На нем смокинг, его седые волосы собраны в корону над прямоугольным лбом, нос и подбородок остро выдаются. Человек, которым должен был бы стать Питер. У него пахнет изо рта. Руки, прирезавшие Энджела Делапорта в ее постели. Те сожженные дома, внутри которых Питер оставил надписи, пытаясь предупредить людей и заставить их держаться от острова подальше.
Человек, который пытался убить Питера. Убить тебя. Собственного сына.
Он стоит в коридоре, держа Тэбби за руку. Твою дочь за руку.
Просто на заметку: кажется, Тэбби покинула ее целую жизнь назад. Сбежала от нее, ухватив холодную руку человека, в котором Мисти привиделся убийца. Статуи в зарослях. На старом кладбище Уэйтензийского мыса.
Локти Грэйс взлетают в воздух, руки застегивают на затылке нить жемчуга, и она спрашивает:
– Мисти, дорогая, ты помнишь своего свекра, так ведь?
Гэрроу склоняется, целуя Грэйс в щеку, и говорит:
– Ну конечно помнит.
У него пахнет изо рта.
Грэйс вытягивает руки, загребая воздух, и зовет:
– Тэбби, иди поцелуй меня. Взрослым пора идти на вечер.
Сначала Тэбби. Теперь Гэрроу. Чему еще не учат на худфаке – что сказать, когда человек воскресает из мертвых.
Мисти спрашивает Гэрроу:
– Разве вас не кремировали?
А Гэрроу поднимает руку, глядя на часы. Отвечает:
– Ну, не в следующие четыре часа.
Одергивает манжету, пряча наручные часы, и продолжает:
– Нам бы хотелось сегодня вечером представить тебя публике. Мы доверяем тебе сказать пару слов в качестве приветствия.
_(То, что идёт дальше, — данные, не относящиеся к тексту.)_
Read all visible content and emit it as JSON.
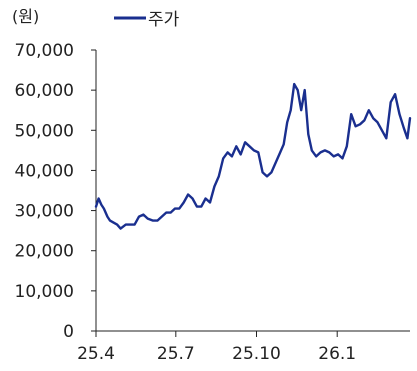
{
  "chart_data": {
    "type": "line",
    "title": "",
    "unit_label": "(원)",
    "xlabel": "",
    "ylabel": "",
    "ylim": [
      0,
      70000
    ],
    "y_ticks": [
      0,
      10000,
      20000,
      30000,
      40000,
      50000,
      60000,
      70000
    ],
    "y_tick_labels": [
      "0",
      "10,000",
      "20,000",
      "30,000",
      "40,000",
      "50,000",
      "60,000",
      "70,000"
    ],
    "x_tick_labels": [
      "25.4",
      "25.7",
      "25.10",
      "26.1"
    ],
    "x_tick_dates": [
      "2025-04-01",
      "2025-07-01",
      "2025-10-01",
      "2026-01-01"
    ],
    "xlim": [
      "2025-04-01",
      "2026-03-25"
    ],
    "grid": false,
    "legend_position": "top-right",
    "series": [
      {
        "name": "주가",
        "color": "#1a2f8f",
        "x": [
          "2025-04-01",
          "2025-04-04",
          "2025-04-07",
          "2025-04-10",
          "2025-04-14",
          "2025-04-17",
          "2025-04-21",
          "2025-04-25",
          "2025-04-29",
          "2025-05-05",
          "2025-05-10",
          "2025-05-15",
          "2025-05-20",
          "2025-05-25",
          "2025-05-30",
          "2025-06-05",
          "2025-06-10",
          "2025-06-15",
          "2025-06-20",
          "2025-06-25",
          "2025-06-30",
          "2025-07-05",
          "2025-07-10",
          "2025-07-15",
          "2025-07-20",
          "2025-07-25",
          "2025-07-30",
          "2025-08-04",
          "2025-08-09",
          "2025-08-14",
          "2025-08-19",
          "2025-08-24",
          "2025-08-29",
          "2025-09-03",
          "2025-09-08",
          "2025-09-13",
          "2025-09-18",
          "2025-09-23",
          "2025-09-28",
          "2025-10-03",
          "2025-10-08",
          "2025-10-13",
          "2025-10-18",
          "2025-10-23",
          "2025-10-28",
          "2025-11-01",
          "2025-11-05",
          "2025-11-09",
          "2025-11-13",
          "2025-11-17",
          "2025-11-21",
          "2025-11-25",
          "2025-11-29",
          "2025-12-03",
          "2025-12-08",
          "2025-12-13",
          "2025-12-18",
          "2025-12-23",
          "2025-12-28",
          "2026-01-02",
          "2026-01-07",
          "2026-01-12",
          "2026-01-17",
          "2026-01-22",
          "2026-01-27",
          "2026-02-01",
          "2026-02-06",
          "2026-02-11",
          "2026-02-16",
          "2026-02-21",
          "2026-02-26",
          "2026-03-03",
          "2026-03-08",
          "2026-03-13",
          "2026-03-18",
          "2026-03-22",
          "2026-03-25"
        ],
        "values": [
          31000,
          33000,
          31500,
          30500,
          28500,
          27500,
          27000,
          26500,
          25500,
          26500,
          26500,
          26500,
          28500,
          29000,
          28000,
          27500,
          27500,
          28500,
          29500,
          29500,
          30500,
          30500,
          32000,
          34000,
          33000,
          31000,
          31000,
          33000,
          32000,
          36000,
          38500,
          43000,
          44500,
          43500,
          46000,
          44000,
          47000,
          46000,
          45000,
          44500,
          39500,
          38500,
          39500,
          42000,
          44500,
          46500,
          52000,
          55000,
          61500,
          60000,
          55000,
          60000,
          49000,
          45000,
          43500,
          44500,
          45000,
          44500,
          43500,
          44000,
          43000,
          46000,
          54000,
          51000,
          51500,
          52500,
          55000,
          53000,
          52000,
          50000,
          48000,
          57000,
          59000,
          54000,
          50500,
          48000,
          53000
        ]
      }
    ]
  }
}
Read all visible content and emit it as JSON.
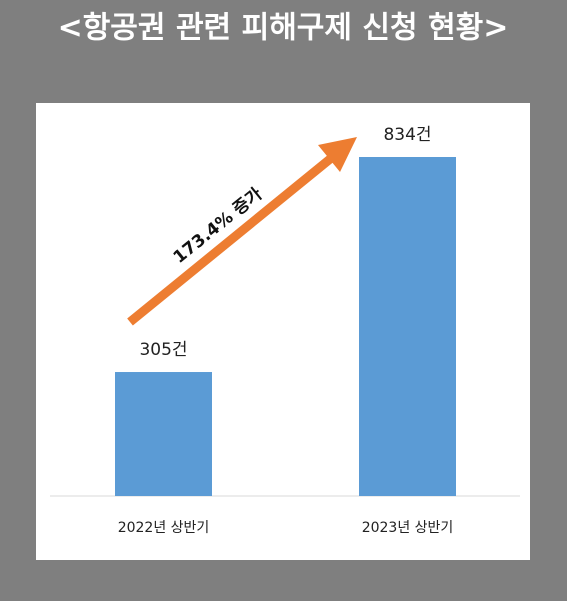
{
  "chart_data": {
    "type": "bar",
    "title": "<항공권 관련 피해구제 신청 현황>",
    "categories": [
      "2022년 상반기",
      "2023년 상반기"
    ],
    "values": [
      305,
      834
    ],
    "value_labels": [
      "305건",
      "834건"
    ],
    "color": "#5b9bd5",
    "annotation": "173.4% 증가",
    "annotation_color": "#ed7d31"
  }
}
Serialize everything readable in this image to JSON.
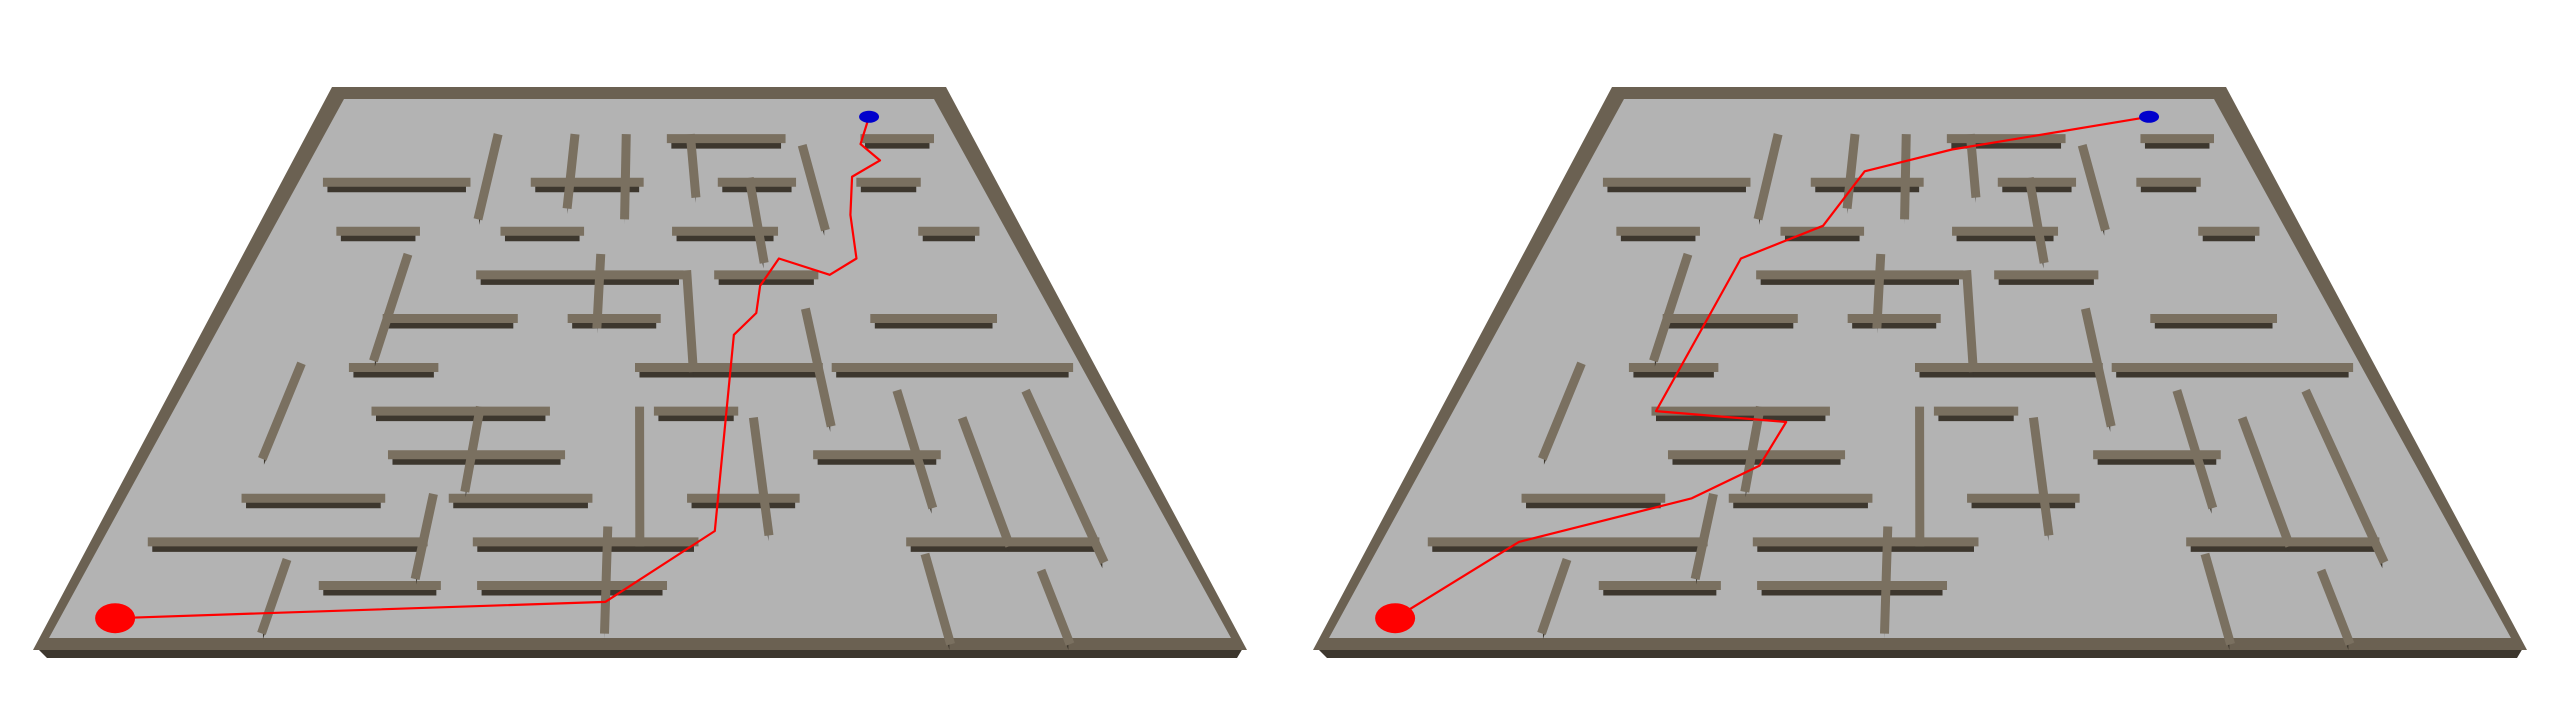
{
  "colors": {
    "background": "#ffffff",
    "floor": "#b3b3b3",
    "wall_top": "#7a7060",
    "wall_face": "#3d372e",
    "wall_border": "#6b6152",
    "path": "#ff0000",
    "start_marker": "#ff0000",
    "goal_marker": "#0000cc"
  },
  "icons": {
    "start_marker": "red-ellipse",
    "goal_marker": "blue-ellipse"
  },
  "panels": [
    {
      "name": "maze-panel-left",
      "route_label": "path"
    },
    {
      "name": "maze-panel-right",
      "route_label": "path"
    }
  ]
}
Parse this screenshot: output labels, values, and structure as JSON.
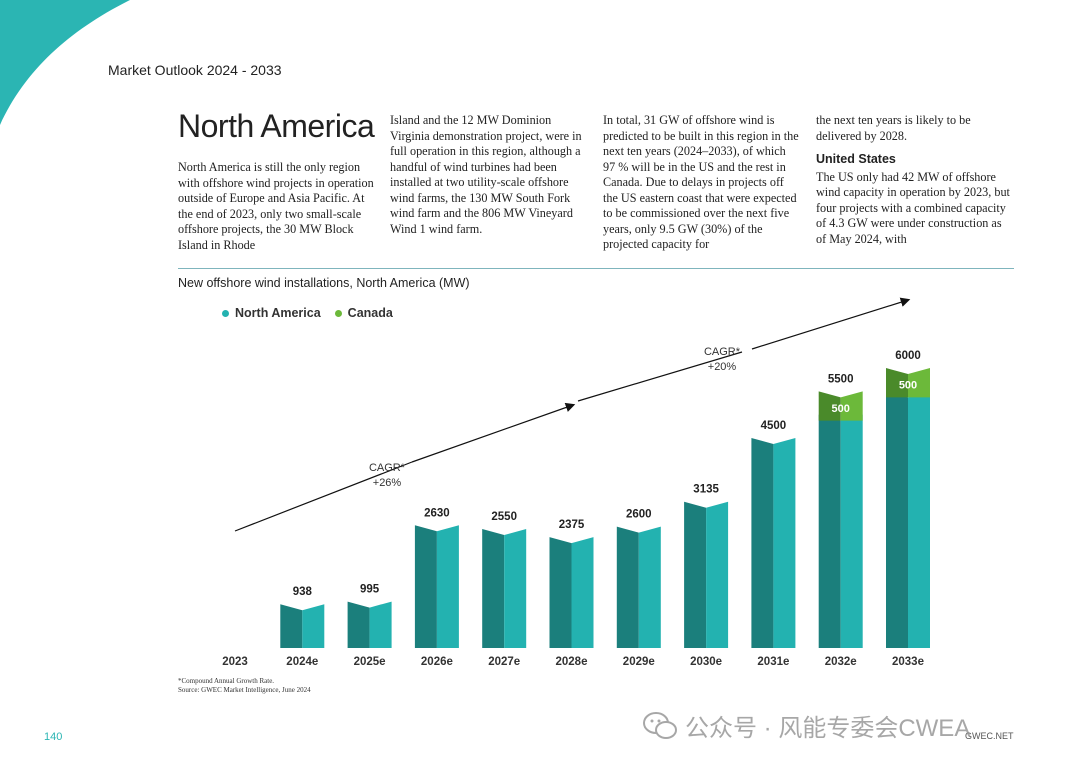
{
  "header": {
    "title": "Market Outlook 2024 - 2033"
  },
  "section": {
    "title": "North America",
    "columns": [
      " North America is still the only region with offshore wind projects in operation outside of Europe and Asia Pacific. At the end of 2023, only two small-scale offshore projects, the 30 MW Block Island in Rhode",
      "Island and the 12 MW Dominion Virginia demonstration project, were in full operation in this region, although a handful of wind turbines had been installed at two utility-scale offshore wind farms, the 130 MW South Fork wind farm and the 806 MW Vineyard Wind 1 wind farm.",
      "In total, 31 GW of offshore wind is predicted to be built in this region in the next ten years (2024–2033), of which 97 % will be in the US and the rest in Canada.  Due to delays in projects off the US eastern coast that were expected to be commissioned over the next five years, only 9.5 GW (30%) of the projected capacity for",
      "the next ten years is likely to be delivered by 2028."
    ],
    "us_heading": "United States",
    "us_text": "The US only had 42 MW of offshore wind capacity in operation by 2023, but four projects with a combined capacity of 4.3 GW were under construction as of May 2024, with"
  },
  "chart_data": {
    "type": "bar",
    "title": "New offshore wind installations, North America (MW)",
    "categories": [
      "2023",
      "2024e",
      "2025e",
      "2026e",
      "2027e",
      "2028e",
      "2029e",
      "2030e",
      "2031e",
      "2032e",
      "2033e"
    ],
    "series": [
      {
        "name": "North America",
        "color": "#23b2b0",
        "dark": "#1b7f7c",
        "values": [
          0,
          938,
          995,
          2630,
          2550,
          2375,
          2600,
          3135,
          4500,
          5000,
          5500
        ]
      },
      {
        "name": "Canada",
        "color": "#6cb93a",
        "dark": "#4a8a2a",
        "values": [
          0,
          0,
          0,
          0,
          0,
          0,
          0,
          0,
          0,
          500,
          500
        ]
      }
    ],
    "totals": [
      "",
      "938",
      "995",
      "2630",
      "2550",
      "2375",
      "2600",
      "3135",
      "4500",
      "5500",
      "6000"
    ],
    "segment_labels": [
      "",
      "",
      "",
      "",
      "",
      "",
      "",
      "",
      "",
      "500",
      "500"
    ],
    "annotations": [
      {
        "line1": "CAGR*",
        "line2": "+26%"
      },
      {
        "line1": "CAGR*",
        "line2": "+20%"
      }
    ],
    "ylim": [
      0,
      6000
    ]
  },
  "footnote": {
    "line1": "*Compound Annual Growth Rate.",
    "line2": "Source: GWEC Market Intelligence, June 2024"
  },
  "page_number": "140",
  "site": "GWEC.NET",
  "watermark": "公众号 · 风能专委会CWEA",
  "accent_color": "#2bb5b3"
}
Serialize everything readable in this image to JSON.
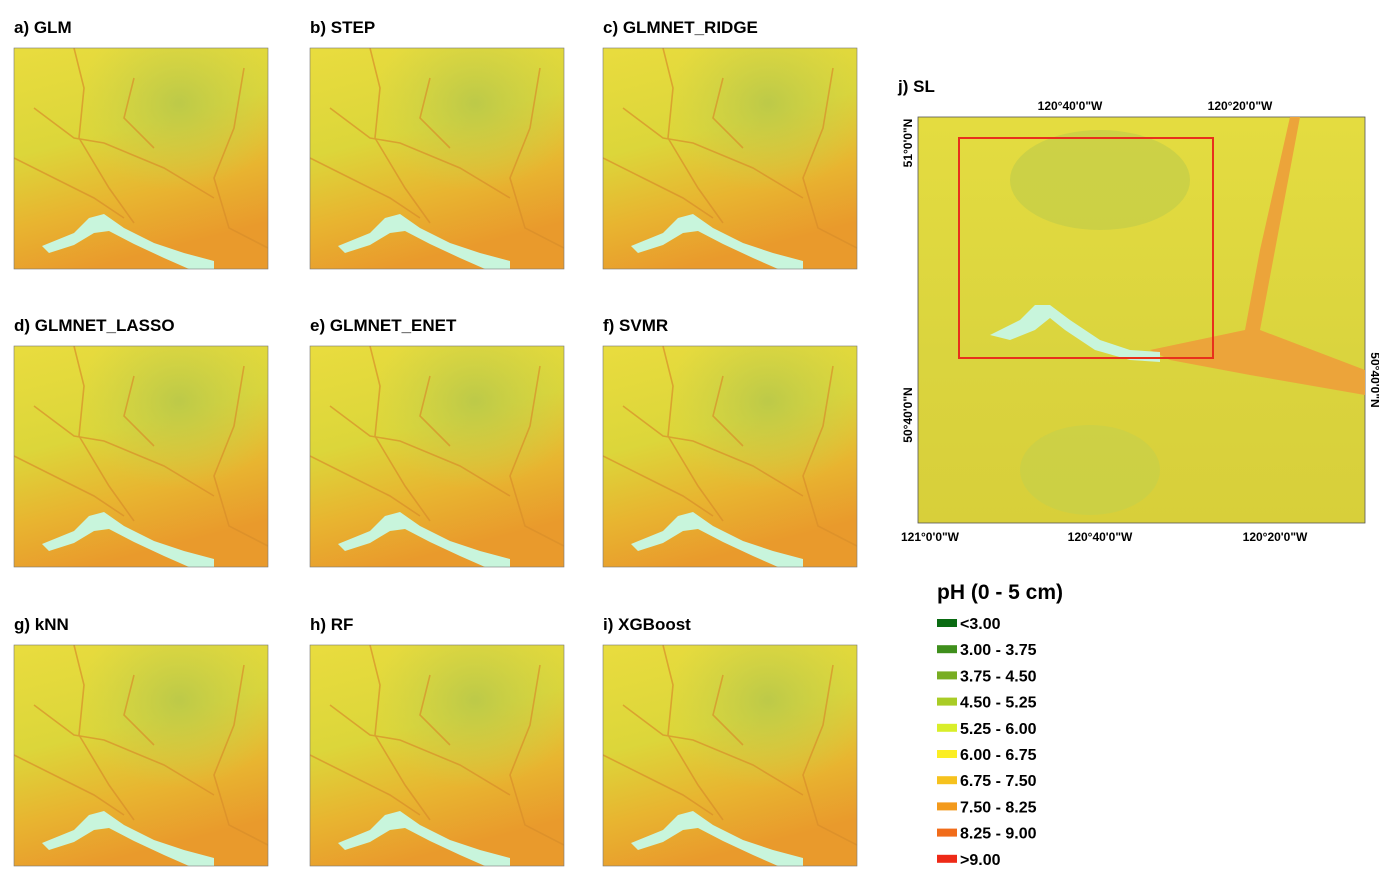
{
  "panels": [
    {
      "label": "a) GLM"
    },
    {
      "label": "b) STEP"
    },
    {
      "label": "c) GLMNET_RIDGE"
    },
    {
      "label": "d) GLMNET_LASSO"
    },
    {
      "label": "e) GLMNET_ENET"
    },
    {
      "label": "f) SVMR"
    },
    {
      "label": "g) kNN"
    },
    {
      "label": "h) RF"
    },
    {
      "label": "i) XGBoost"
    }
  ],
  "overview": {
    "title": "j) SL",
    "top_labels": [
      "120°40'0\"W",
      "120°20'0\"W"
    ],
    "bottom_labels": [
      "121°0'0\"W",
      "120°40'0\"W",
      "120°20'0\"W"
    ],
    "left_labels": [
      "51°0'0\"N",
      "50°40'0\"N"
    ],
    "right_labels": [
      "50°40'0\"N"
    ]
  },
  "legend": {
    "title": "pH (0 - 5 cm)",
    "items": [
      {
        "label": "<3.00",
        "color": "#0a6b12"
      },
      {
        "label": "3.00 - 3.75",
        "color": "#3f8f1c"
      },
      {
        "label": "3.75 - 4.50",
        "color": "#78ad22"
      },
      {
        "label": "4.50 - 5.25",
        "color": "#a9cc26"
      },
      {
        "label": "5.25 - 6.00",
        "color": "#d9ee2a"
      },
      {
        "label": "6.00 - 6.75",
        "color": "#fbee24"
      },
      {
        "label": "6.75 - 7.50",
        "color": "#f6c21e"
      },
      {
        "label": "7.50 - 8.25",
        "color": "#f39a1c"
      },
      {
        "label": "8.25 - 9.00",
        "color": "#f16c1a"
      },
      {
        "label": ">9.00",
        "color": "#ee2a17"
      }
    ]
  }
}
Что же, говорит Мисти, все равно ему известно, что именно она всем скажет. Бежать. Покинуть остров и не возвращаться. То же, что пытался сказать им Питер. Мисти сообщит им, что один человек погиб, а другой в коме, из-за какого-то безумного островного проклятия. В ту секунду, когда ее пустят на сцену, она заорет – «Пожар!». Она на черт знает что готова, чтобы очистить помещение.
Тэбби подступает к Грэйс, которая сидит на табурете у столика. А Грэйс произносит:
– Лучшего мы и желать не можем.
Гэрроу просит:
– Мисти, дорогая, поцелуй свою свекровь, – говорит. – И, прошу тебя, прости нас. Мы больше не станем докучать тебе после сегодняшнего вечера.